出身地である山陰地方を10年にわたり写生するなど約300点の作品を制作。これらの作品のうち122点(屏風四曲2点、二曲33点を含む)を展示する「心の山陰百景展(1987年)」を埼玉県立近代美術館で開催した。これ以外にも、幅1.6m長さ33mの巻物式の『毛呂のやぶさめ』を21点制作。
主な展示場所
新しき村ギャラリー
アトリエ長杉荘
アトリエ長杉荘
アトリエ長山荘外観
略年譜
- 1935年(昭和10年)鳥取県西伯郡中山村(現・西伯郡大山町)に生まれる。
- 1955年(昭和30年)新しき村に入村する。
- 1959年(昭和34年)銀座・なすび画廊にて初の個展。この頃高田博厚に油絵、彫刻を見てもらう。武者小路実篤に、方向と何が大事か教わる。
- 1961年(昭和36年)戦後初めての女性入村者である高橋ナヲ(1927-2017)と結婚[6]。
- 1965年(昭和40年)アトリエ長杉荘完成。修渡舟が美術指導にあたる。
- 1976年(昭和51年)山陰百景を描き始める。
- 1986年(昭和61年)埼玉県立近代美術館にて第28回個展を開催。
- 1987年(昭和62年)埼玉県立近代美術館で第29回個展「心の山陰百景展」開催[7]。埼玉県毛呂山町の流鏑馬や、鳥取県東伯郡中山町の記念碑(置石彫刻)を制作する。
- 2007年(平成19年)修渡舟が死去。
- 2017年(平成29年)妻・ナヲが死去。
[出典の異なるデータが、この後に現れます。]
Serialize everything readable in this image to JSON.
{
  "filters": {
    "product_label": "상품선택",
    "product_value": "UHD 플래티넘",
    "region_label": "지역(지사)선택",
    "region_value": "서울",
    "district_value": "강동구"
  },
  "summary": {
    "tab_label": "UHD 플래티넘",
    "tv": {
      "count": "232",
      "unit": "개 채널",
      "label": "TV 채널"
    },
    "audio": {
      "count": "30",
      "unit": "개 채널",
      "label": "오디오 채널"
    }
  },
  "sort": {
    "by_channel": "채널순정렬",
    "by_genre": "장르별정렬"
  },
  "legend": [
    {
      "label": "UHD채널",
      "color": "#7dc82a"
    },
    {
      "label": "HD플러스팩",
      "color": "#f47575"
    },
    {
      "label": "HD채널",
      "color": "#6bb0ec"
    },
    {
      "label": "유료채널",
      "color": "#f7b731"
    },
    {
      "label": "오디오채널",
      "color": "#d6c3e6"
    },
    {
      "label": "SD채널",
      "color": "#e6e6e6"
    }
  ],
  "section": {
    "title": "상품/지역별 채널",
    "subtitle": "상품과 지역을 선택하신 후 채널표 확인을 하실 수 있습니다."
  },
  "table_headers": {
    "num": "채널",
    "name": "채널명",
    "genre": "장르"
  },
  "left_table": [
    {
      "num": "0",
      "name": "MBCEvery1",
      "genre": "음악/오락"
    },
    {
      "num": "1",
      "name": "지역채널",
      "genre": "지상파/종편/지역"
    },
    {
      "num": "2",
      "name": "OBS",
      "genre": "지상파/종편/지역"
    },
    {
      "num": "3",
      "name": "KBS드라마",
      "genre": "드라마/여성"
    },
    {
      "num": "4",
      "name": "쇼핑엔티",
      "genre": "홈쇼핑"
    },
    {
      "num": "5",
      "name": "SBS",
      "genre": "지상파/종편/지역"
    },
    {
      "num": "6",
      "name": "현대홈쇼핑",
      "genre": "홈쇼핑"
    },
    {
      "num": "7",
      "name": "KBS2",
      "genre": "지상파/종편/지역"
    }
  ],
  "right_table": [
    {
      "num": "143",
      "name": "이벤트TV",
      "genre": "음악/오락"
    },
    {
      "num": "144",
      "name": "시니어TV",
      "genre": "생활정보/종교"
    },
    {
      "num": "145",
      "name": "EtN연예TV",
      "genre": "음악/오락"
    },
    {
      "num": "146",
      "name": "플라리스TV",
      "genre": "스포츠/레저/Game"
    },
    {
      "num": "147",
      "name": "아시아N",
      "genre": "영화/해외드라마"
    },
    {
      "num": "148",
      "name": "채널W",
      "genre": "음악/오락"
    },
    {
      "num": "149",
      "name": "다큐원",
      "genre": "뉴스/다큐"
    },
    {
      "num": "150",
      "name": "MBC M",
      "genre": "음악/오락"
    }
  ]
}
「村の100周年を盛り上げること、修渡舟の絵を多くの人に見ていただくこと」などを、娘の京鼓に言い残す。
- 2018年(平成30年)アトリエ長杉荘が一般公開される[8]。
周辺施設
新しき村入り口
アトリエ長杉荘近くに静態保存される都電7022電車
都電7022電車(後にアトリエ長杉荘が見える)
脚注
- ^ 世界芸術家辞典編集委員会 (2006年7月25日). 世界芸術家辞典. 順天出版株式会社
- ^ 一般財団法人調布市武者小路実篤記念館 (2018年10月20日). 新しき村の100年. 株式会社ウエタケ
- ^ 埼玉県立近代美術館 (1988). 埼玉県立近代美術館年報. 埼玉県立近代美術館
- ^ 武者小路実篤 (1961). “渡辺修兄の個展によせて”. 第5回渡辺修個展.
- ^ 高田博厚 (1961). “渡辺修君”. 第5回渡辺修個展.
- ^ 調布市武者小路実篤記念館 (2018年10月20日). 新しき村の100年. 株式会社ウエタケ
- ^ 埼玉県立近代美術館 (1988). 埼玉県立近代美術館年報. 埼玉県立近代美術館
- ^ 浅見洋子 (2018). “アトリエ長杉荘 芸術は永遠に”. 月刊新しき村 第70巻第11号: 36.
参考文献
- 中山町役場総務課『広報なかやま(平成16年10月号)』中山町役場総務課、2004年。
- 世界芸術家辞典編集委員会『世界芸術家辞典』順天出版、2006年。
- 調布市武者小路実篤記念館『新しき村の100年』調布市武者小路実篤記念館、2018年。
- 小島真樹『新しき村(平成30年11月号)』新しき村、2018年。